Selling to the Enterprise: Be Enterprise-Ready

We’ve written before that building a product that users will love and customers will buy is kind of like dating or marriage. Two people need to capture the magic of aligning what they bring to the table with what the other is seeking. It’s an opaque, situation-specific dance, not an algebra equation that you can crank through.

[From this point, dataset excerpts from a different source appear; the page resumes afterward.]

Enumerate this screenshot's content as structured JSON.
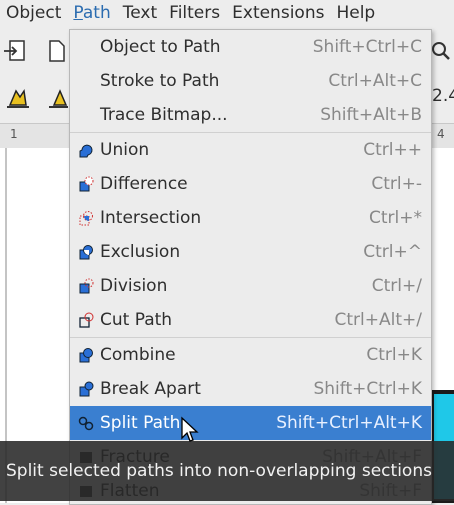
{
  "menubar": {
    "items": [
      {
        "label": "Object",
        "mnemonic_index": 0
      },
      {
        "label": "Path",
        "mnemonic_index": 0
      },
      {
        "label": "Text",
        "mnemonic_index": 0
      },
      {
        "label": "Filters",
        "mnemonic_index": 1
      },
      {
        "label": "Extensions",
        "mnemonic_index": 1
      },
      {
        "label": "Help",
        "mnemonic_index": 0
      }
    ]
  },
  "toolbar": {
    "partial_value": "2.4"
  },
  "ruler": {
    "left_tick": "1",
    "right_tick": "4"
  },
  "path_menu": {
    "items": [
      {
        "label": "Object to Path",
        "shortcut": "Shift+Ctrl+C",
        "icon": "none"
      },
      {
        "label": "Stroke to Path",
        "shortcut": "Ctrl+Alt+C",
        "icon": "none"
      },
      {
        "label": "Trace Bitmap...",
        "shortcut": "Shift+Alt+B",
        "icon": "none"
      },
      {
        "label": "Union",
        "shortcut": "Ctrl++",
        "icon": "union-icon"
      },
      {
        "label": "Difference",
        "shortcut": "Ctrl+-",
        "icon": "difference-icon"
      },
      {
        "label": "Intersection",
        "shortcut": "Ctrl+*",
        "icon": "intersection-icon"
      },
      {
        "label": "Exclusion",
        "shortcut": "Ctrl+^",
        "icon": "exclusion-icon"
      },
      {
        "label": "Division",
        "shortcut": "Ctrl+/",
        "icon": "division-icon"
      },
      {
        "label": "Cut Path",
        "shortcut": "Ctrl+Alt+/",
        "icon": "cut-path-icon"
      },
      {
        "label": "Combine",
        "shortcut": "Ctrl+K",
        "icon": "combine-icon"
      },
      {
        "label": "Break Apart",
        "shortcut": "Shift+Ctrl+K",
        "icon": "break-apart-icon"
      },
      {
        "label": "Split Path",
        "shortcut": "Shift+Ctrl+Alt+K",
        "icon": "split-path-icon"
      },
      {
        "label": "Fracture",
        "shortcut": "Shift+Alt+F",
        "icon": "fracture-icon"
      },
      {
        "label": "Flatten",
        "shortcut": "Shift+F",
        "icon": "flatten-icon"
      }
    ],
    "highlighted_label": "Split Path"
  },
  "tooltip": {
    "text": "Split selected paths into non-overlapping sections"
  },
  "colors": {
    "highlight": "#3a7fd0",
    "menu_background": "#ececec",
    "icon_blue": "#2a6fd6",
    "icon_red": "#d03030",
    "canvas_object": "#1fc8e8"
  }
}
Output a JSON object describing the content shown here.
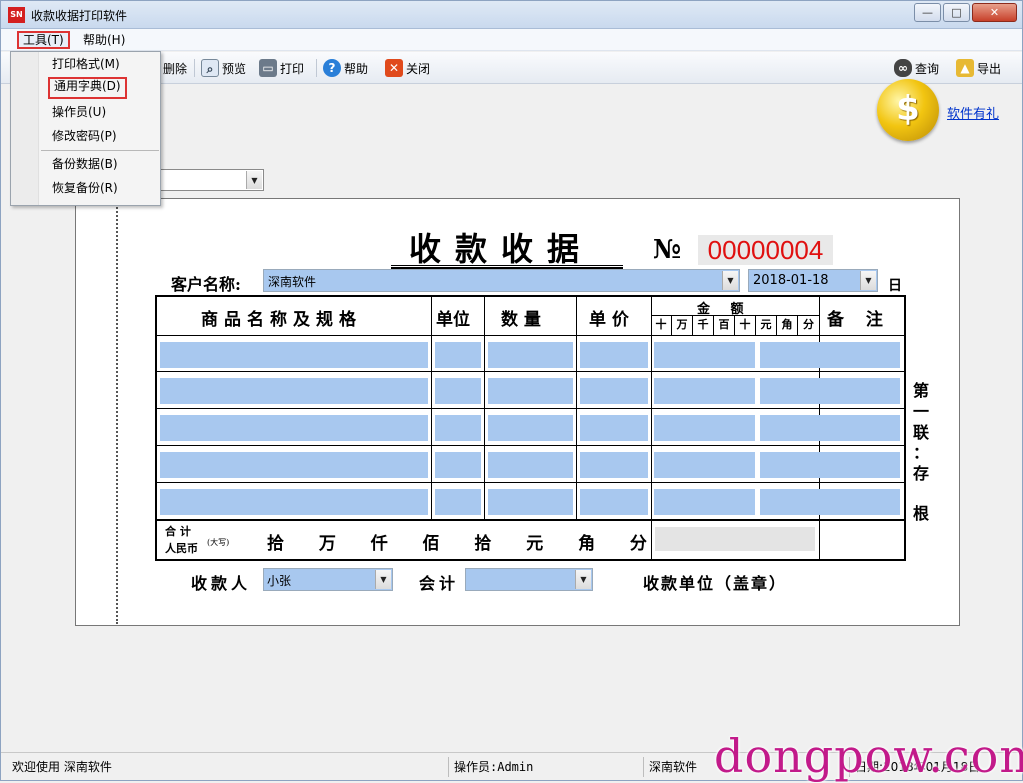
{
  "window": {
    "title": "收款收据打印软件",
    "icon_text": "SN"
  },
  "menubar": {
    "tools": "工具(T)",
    "help": "帮助(H)"
  },
  "dropdown": {
    "items": [
      "打印格式(M)",
      "通用字典(D)",
      "操作员(U)",
      "修改密码(P)",
      "备份数据(B)",
      "恢复备份(R)"
    ]
  },
  "toolbar": {
    "delete": "删除",
    "preview": "预览",
    "print": "打印",
    "help": "帮助",
    "close": "关闭",
    "query": "查询",
    "export": "导出"
  },
  "promo": {
    "coin": "$",
    "link": "软件有礼"
  },
  "receipt": {
    "title": "收款收据",
    "no_symbol": "№",
    "number": "00000004",
    "customer_label": "客户名称:",
    "customer_value": "深南软件",
    "date_value": "2018-01-18",
    "date_unit": "日",
    "headers": {
      "name": "商品名称及规格",
      "unit": "单位",
      "qty": "数 量",
      "price": "单 价",
      "amount": "金 额",
      "remark": "备 注"
    },
    "amount_digits": [
      "十",
      "万",
      "千",
      "百",
      "十",
      "元",
      "角",
      "分"
    ],
    "total_label_1": "合 计",
    "total_label_2": "人民币",
    "total_label_sup": "(大写)",
    "total_units": [
      "拾",
      "万",
      "仟",
      "佰",
      "拾",
      "元",
      "角",
      "分"
    ],
    "payee_label": "收款人",
    "payee_value": "小张",
    "accountant_label": "会计",
    "accountant_value": "",
    "unit_label": "收款单位（盖章）",
    "side_text": [
      "第",
      "一",
      "联",
      "：",
      "存",
      "根"
    ]
  },
  "statusbar": {
    "welcome": "欢迎使用  深南软件",
    "operator": "操作员:Admin",
    "company": "深南软件",
    "date": "日期:2018年01月18日"
  },
  "watermark": "dongpow.com",
  "colors": {
    "field": "#a8c8ef",
    "number": "#e01010",
    "highlight_border": "#dd3333"
  }
}
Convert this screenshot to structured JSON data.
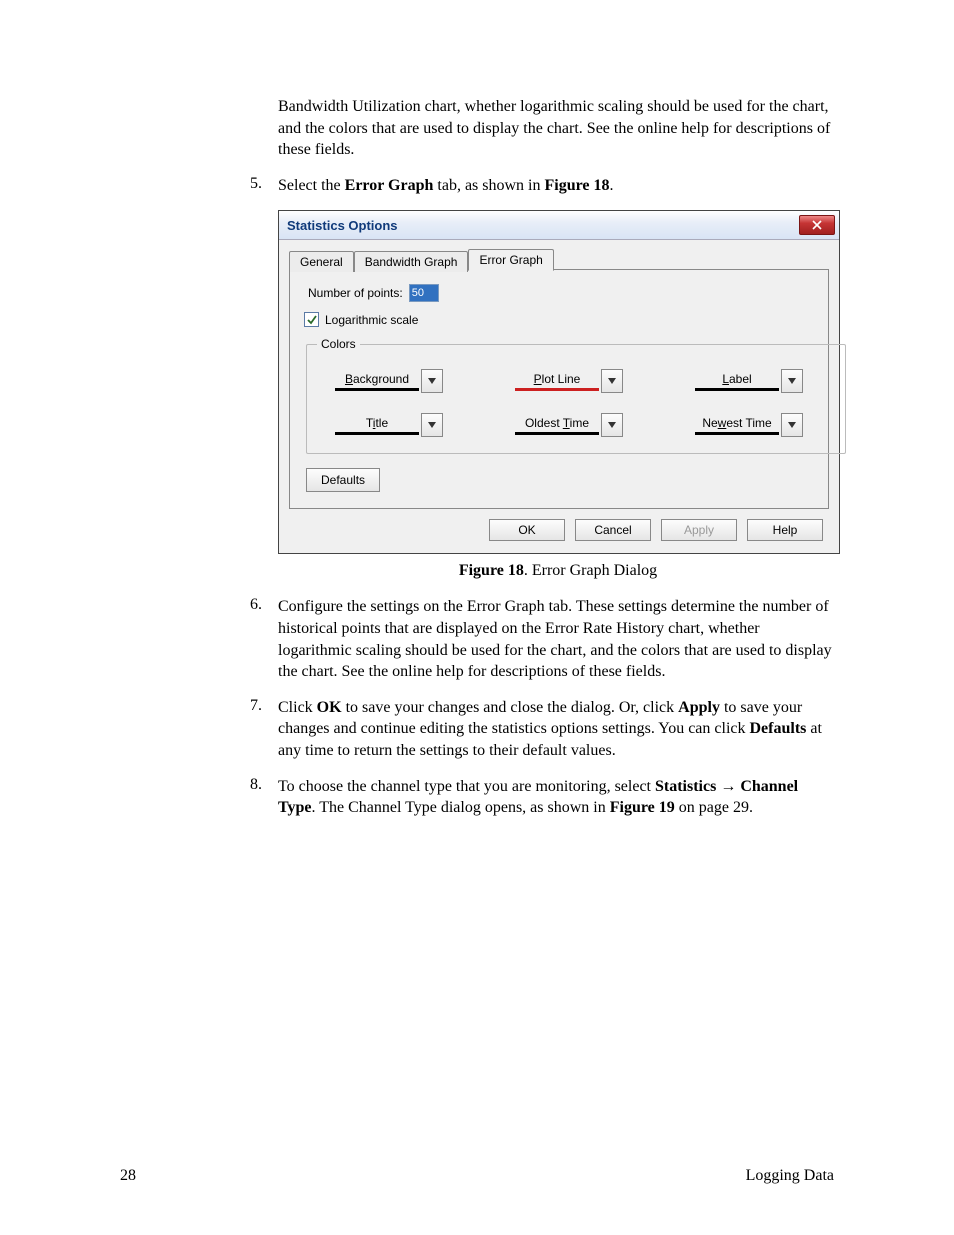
{
  "intro_paragraph": "Bandwidth Utilization chart, whether logarithmic scaling should be used for the chart, and the colors that are used to display the chart.  See the online help for descriptions of these fields.",
  "step5": {
    "num": "5.",
    "pre": "Select the ",
    "bold1": "Error Graph",
    "mid": " tab, as shown in ",
    "bold2": "Figure 18",
    "post": "."
  },
  "dialog": {
    "title": "Statistics Options",
    "tabs": {
      "general": "General",
      "bandwidth": "Bandwidth Graph",
      "error": "Error Graph"
    },
    "num_points_label": "Number of points:",
    "num_points_value": "50",
    "log_scale_label": "Logarithmic scale",
    "colors_legend": "Colors",
    "colors": {
      "background": {
        "pre": "",
        "mn": "B",
        "post": "ackground",
        "swatch": "#000000"
      },
      "plotline": {
        "pre": "",
        "mn": "P",
        "post": "lot Line",
        "swatch": "#cc2020"
      },
      "label": {
        "pre": "",
        "mn": "L",
        "post": "abel",
        "swatch": "#000000"
      },
      "title": {
        "pre": "T",
        "mn": "i",
        "post": "tle",
        "swatch": "#000000"
      },
      "oldest": {
        "pre": "Oldest ",
        "mn": "T",
        "post": "ime",
        "swatch": "#000000"
      },
      "newest": {
        "pre": "Ne",
        "mn": "w",
        "post": "est Time",
        "swatch": "#000000"
      }
    },
    "defaults_label": "Defaults",
    "buttons": {
      "ok": "OK",
      "cancel": "Cancel",
      "apply": "Apply",
      "help": "Help"
    }
  },
  "caption": {
    "bold": "Figure 18",
    "rest": ". Error Graph Dialog"
  },
  "step6": {
    "num": "6.",
    "text": "Configure the settings on the Error Graph tab.  These settings determine the number of historical points that are displayed on the Error Rate History chart, whether logarithmic scaling should be used for the chart, and the colors that are used to display the chart.  See the online help for descriptions of these fields."
  },
  "step7": {
    "num": "7.",
    "a": "Click ",
    "b_ok": "OK",
    "c": " to save your changes and close the dialog.  Or, click ",
    "b_apply": "Apply",
    "d": " to save your changes and continue editing the statistics options settings.  You can click ",
    "b_defaults": "Defaults",
    "e": " at any time to return the settings to their default values."
  },
  "step8": {
    "num": "8.",
    "a": "To choose the channel type that you are monitoring, select ",
    "b_stats": "Statistics",
    "arrow": " → ",
    "b_chtype": "Channel Type",
    "c": ".  The Channel Type dialog opens, as shown in ",
    "b_fig": "Figure 19",
    "d": " on page 29."
  },
  "footer": {
    "page": "28",
    "section": "Logging Data"
  }
}
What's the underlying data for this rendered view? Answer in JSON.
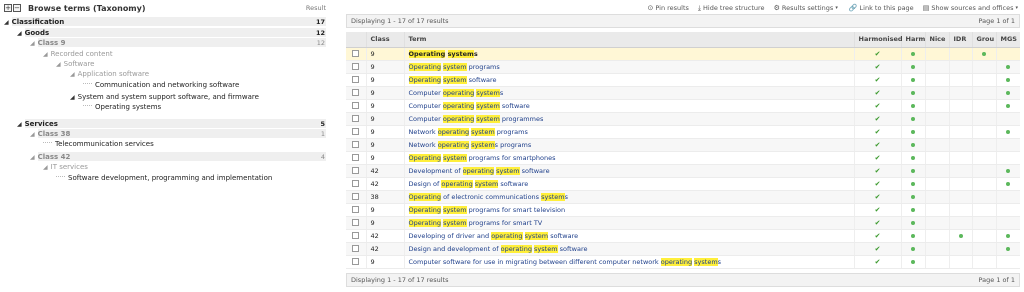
{
  "left": {
    "title": "Browse terms (Taxonomy)",
    "result_label": "Result",
    "expand_icon": "plus",
    "collapse_icon": "minus"
  },
  "tree": [
    {
      "label": "Classification",
      "count": "17",
      "level": 0
    },
    {
      "label": "Goods",
      "count": "12",
      "level": 1
    },
    {
      "label": "Class 9",
      "count": "12",
      "level": 2
    },
    {
      "label": "Recorded content",
      "count": "",
      "level": 3
    },
    {
      "label": "Software",
      "count": "",
      "level": 4
    },
    {
      "label": "Application software",
      "count": "",
      "level": 5
    },
    {
      "label": "Communication and networking software",
      "count": "",
      "level": 6
    },
    {
      "label": "System and system support software, and firmware",
      "count": "",
      "level": 5
    },
    {
      "label": "Operating systems",
      "count": "",
      "level": 6
    },
    {
      "label": "Services",
      "count": "5",
      "level": 1
    },
    {
      "label": "Class 38",
      "count": "1",
      "level": 2
    },
    {
      "label": "Telecommunication services",
      "count": "",
      "level": 3
    },
    {
      "label": "Class 42",
      "count": "4",
      "level": 2
    },
    {
      "label": "IT services",
      "count": "",
      "level": 3
    },
    {
      "label": "Software development, programming and implementation",
      "count": "",
      "level": 4
    }
  ],
  "toolbar": {
    "pin": "Pin results",
    "hide_tree": "Hide tree structure",
    "settings": "Results settings",
    "link": "Link to this page",
    "show_sources": "Show sources and offices"
  },
  "display_top": "Displaying 1 - 17 of 17 results",
  "display_bottom": "Displaying 1 - 17 of 17 results",
  "page_info": "Page 1 of 1",
  "columns": [
    "",
    "Class",
    "Term",
    "Harmonised",
    "Harm",
    "Nice",
    "IDR",
    "Grou",
    "MGS"
  ],
  "rows": [
    {
      "cls": "9",
      "term": [
        [
          "Operating",
          true
        ],
        [
          " ",
          false
        ],
        [
          "system",
          true
        ],
        [
          "s",
          false
        ]
      ],
      "harmonised": true,
      "harm": true,
      "nice": false,
      "idr": false,
      "grou": true,
      "mgs": false
    },
    {
      "cls": "9",
      "term": [
        [
          "Operating",
          true
        ],
        [
          " ",
          false
        ],
        [
          "system",
          true
        ],
        [
          " programs",
          false
        ]
      ],
      "harmonised": true,
      "harm": true,
      "nice": false,
      "idr": false,
      "grou": false,
      "mgs": true
    },
    {
      "cls": "9",
      "term": [
        [
          "Operating",
          true
        ],
        [
          " ",
          false
        ],
        [
          "system",
          true
        ],
        [
          " software",
          false
        ]
      ],
      "harmonised": true,
      "harm": true,
      "nice": false,
      "idr": false,
      "grou": false,
      "mgs": true
    },
    {
      "cls": "9",
      "term": [
        [
          "Computer ",
          false
        ],
        [
          "operating",
          true
        ],
        [
          " ",
          false
        ],
        [
          "system",
          true
        ],
        [
          "s",
          false
        ]
      ],
      "harmonised": true,
      "harm": true,
      "nice": false,
      "idr": false,
      "grou": false,
      "mgs": true
    },
    {
      "cls": "9",
      "term": [
        [
          "Computer ",
          false
        ],
        [
          "operating",
          true
        ],
        [
          " ",
          false
        ],
        [
          "system",
          true
        ],
        [
          " software",
          false
        ]
      ],
      "harmonised": true,
      "harm": true,
      "nice": false,
      "idr": false,
      "grou": false,
      "mgs": true
    },
    {
      "cls": "9",
      "term": [
        [
          "Computer ",
          false
        ],
        [
          "operating",
          true
        ],
        [
          " ",
          false
        ],
        [
          "system",
          true
        ],
        [
          " programmes",
          false
        ]
      ],
      "harmonised": true,
      "harm": true,
      "nice": false,
      "idr": false,
      "grou": false,
      "mgs": false
    },
    {
      "cls": "9",
      "term": [
        [
          "Network ",
          false
        ],
        [
          "operating",
          true
        ],
        [
          " ",
          false
        ],
        [
          "system",
          true
        ],
        [
          " programs",
          false
        ]
      ],
      "harmonised": true,
      "harm": true,
      "nice": false,
      "idr": false,
      "grou": false,
      "mgs": true
    },
    {
      "cls": "9",
      "term": [
        [
          "Network ",
          false
        ],
        [
          "operating",
          true
        ],
        [
          " ",
          false
        ],
        [
          "system",
          true
        ],
        [
          "s programs",
          false
        ]
      ],
      "harmonised": true,
      "harm": true,
      "nice": false,
      "idr": false,
      "grou": false,
      "mgs": false
    },
    {
      "cls": "9",
      "term": [
        [
          "Operating",
          true
        ],
        [
          " ",
          false
        ],
        [
          "system",
          true
        ],
        [
          " programs for smartphones",
          false
        ]
      ],
      "harmonised": true,
      "harm": true,
      "nice": false,
      "idr": false,
      "grou": false,
      "mgs": false
    },
    {
      "cls": "42",
      "term": [
        [
          "Development of ",
          false
        ],
        [
          "operating",
          true
        ],
        [
          " ",
          false
        ],
        [
          "system",
          true
        ],
        [
          " software",
          false
        ]
      ],
      "harmonised": true,
      "harm": true,
      "nice": false,
      "idr": false,
      "grou": false,
      "mgs": true
    },
    {
      "cls": "42",
      "term": [
        [
          "Design of ",
          false
        ],
        [
          "operating",
          true
        ],
        [
          " ",
          false
        ],
        [
          "system",
          true
        ],
        [
          " software",
          false
        ]
      ],
      "harmonised": true,
      "harm": true,
      "nice": false,
      "idr": false,
      "grou": false,
      "mgs": true
    },
    {
      "cls": "38",
      "term": [
        [
          "Operating",
          true
        ],
        [
          " of electronic communications ",
          false
        ],
        [
          "system",
          true
        ],
        [
          "s",
          false
        ]
      ],
      "harmonised": true,
      "harm": true,
      "nice": false,
      "idr": false,
      "grou": false,
      "mgs": false
    },
    {
      "cls": "9",
      "term": [
        [
          "Operating",
          true
        ],
        [
          " ",
          false
        ],
        [
          "system",
          true
        ],
        [
          " programs for smart television",
          false
        ]
      ],
      "harmonised": true,
      "harm": true,
      "nice": false,
      "idr": false,
      "grou": false,
      "mgs": false
    },
    {
      "cls": "9",
      "term": [
        [
          "Operating",
          true
        ],
        [
          " ",
          false
        ],
        [
          "system",
          true
        ],
        [
          " programs for smart TV",
          false
        ]
      ],
      "harmonised": true,
      "harm": true,
      "nice": false,
      "idr": false,
      "grou": false,
      "mgs": false
    },
    {
      "cls": "42",
      "term": [
        [
          "Developing of driver and ",
          false
        ],
        [
          "operating",
          true
        ],
        [
          " ",
          false
        ],
        [
          "system",
          true
        ],
        [
          " software",
          false
        ]
      ],
      "harmonised": true,
      "harm": true,
      "nice": false,
      "idr": true,
      "grou": false,
      "mgs": true
    },
    {
      "cls": "42",
      "term": [
        [
          "Design and development of ",
          false
        ],
        [
          "operating",
          true
        ],
        [
          " ",
          false
        ],
        [
          "system",
          true
        ],
        [
          " software",
          false
        ]
      ],
      "harmonised": true,
      "harm": true,
      "nice": false,
      "idr": false,
      "grou": false,
      "mgs": true
    },
    {
      "cls": "9",
      "term": [
        [
          "Computer software for use in migrating between different computer network ",
          false
        ],
        [
          "operating",
          true
        ],
        [
          " ",
          false
        ],
        [
          "system",
          true
        ],
        [
          "s",
          false
        ]
      ],
      "harmonised": true,
      "harm": true,
      "nice": false,
      "idr": false,
      "grou": false,
      "mgs": false
    }
  ],
  "colors": {
    "highlight": "#ffef3a",
    "tick": "#3c9a2e",
    "dot": "#5cb85c",
    "link": "#1d3e8a"
  }
}
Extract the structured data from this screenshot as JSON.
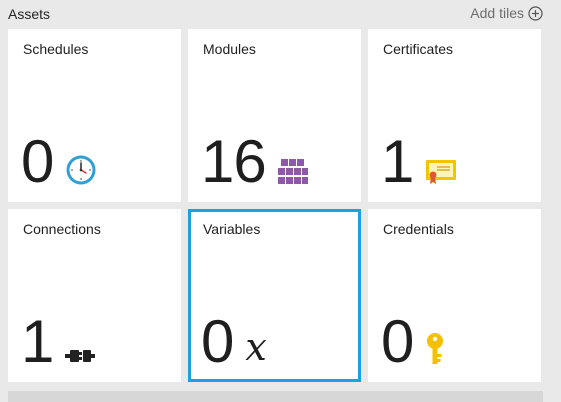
{
  "header": {
    "title": "Assets",
    "add_tiles_label": "Add tiles"
  },
  "tiles": [
    {
      "label": "Schedules",
      "count": "0",
      "icon": "clock-icon"
    },
    {
      "label": "Modules",
      "count": "16",
      "icon": "modules-grid-icon"
    },
    {
      "label": "Certificates",
      "count": "1",
      "icon": "certificate-icon"
    },
    {
      "label": "Connections",
      "count": "1",
      "icon": "plug-connector-icon"
    },
    {
      "label": "Variables",
      "count": "0",
      "icon": "variable-x-icon",
      "icon_text": "x",
      "selected": true
    },
    {
      "label": "Credentials",
      "count": "0",
      "icon": "key-icon"
    }
  ],
  "colors": {
    "selected_border": "#1ba1e2",
    "modules_icon": "#8e5aa8",
    "certificate_icon": "#f3c400",
    "key_icon": "#f5c000",
    "clock_icon": "#2f9fd8"
  }
}
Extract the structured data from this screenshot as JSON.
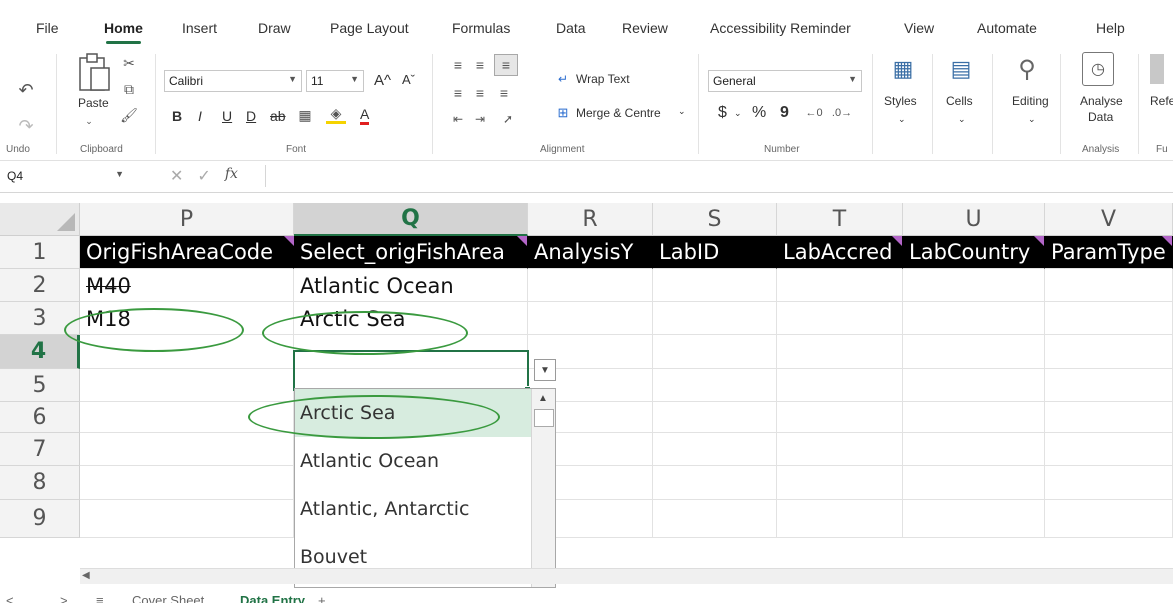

But just like dating, there are certain boxes that you can check as you build your product that will absolutely make you more appealing to enterprise customers in particular. Selling to the enterprise is a key step in moving up-market and has a number of inherent benefits related to business efficiency, net dollar retention, and brand recognition. In this post we’ll lay out some of the most important enterprise features to add to your product. The activities listed here will help you move up-market, as surely as brushing your teeth and having good hygeine will help you land a hot date.

Here’s the list:

  • Build with the assumption of Role-Based Access Controls (RBAC) from day 1; the code for all CRUD actions in your product should have a check against permissions, even if those permissions don’t exist yet.
  • Add SSO with several providers, and make sure that you support top providers such as Google, Okta, Microsoft, and others.
  • Where possible, configure your user, group, and company account data models to support many-to-many relationships and arbitrary hierarchies from day one. The enterprise world is filled with a huge diversity of organizational structures, and any rigidity in how users and organizations are configured will present a roadblock. For example, consulting firms who help integrate your product may want to have a set up where one consultant can log in to multiple customers’ accounts (and have different roles in each). Retrofitting your product to support this can be painful.
  • Build out a complete logging system – log all of the logins / signups to your product, with metadata on where they’re coming from. At least have a code hook for all CRUD actions that can be taken within your app; you don’t need to log them all, but you should have the ability to add logging for them if needed in the future.
  • If you have a major workflow (say, publishing a project to production), add approval flows around it or assume that you’ll need to in the future.
  • Build flexible data retention policies if you’re storing data on behalf of your customers. Enterprises have many regulatory needs that can lead to wildly different requirements (eg you must delete user data as soon as a user is removed from the system, or you must keep it archived for 3 years for reporting reasons).
  • For your analytics features, allow reports to be built, scheduled, and exported via email on a regular basis. This is a standard way that many organizations handle upward reporting at enterprise companies.
  • Build your product to be accessible, especially if you have a b2b2c model. Many enterprise companies need to ensure accessibility by law.
  • Make sure that you get the right certifications done. This includes SOC 2 Type 2, ISO 27001 (check out a company like Vanta or its competitors), and a regular penetration test from 3rd party security researchers.
  • Hire a lawyer or find good counsel who can help you navigate local privacy laws like GDPR / CCPA or negotiate a Data Processing Agreement. This is often a requirement to sell large enterprise contracts.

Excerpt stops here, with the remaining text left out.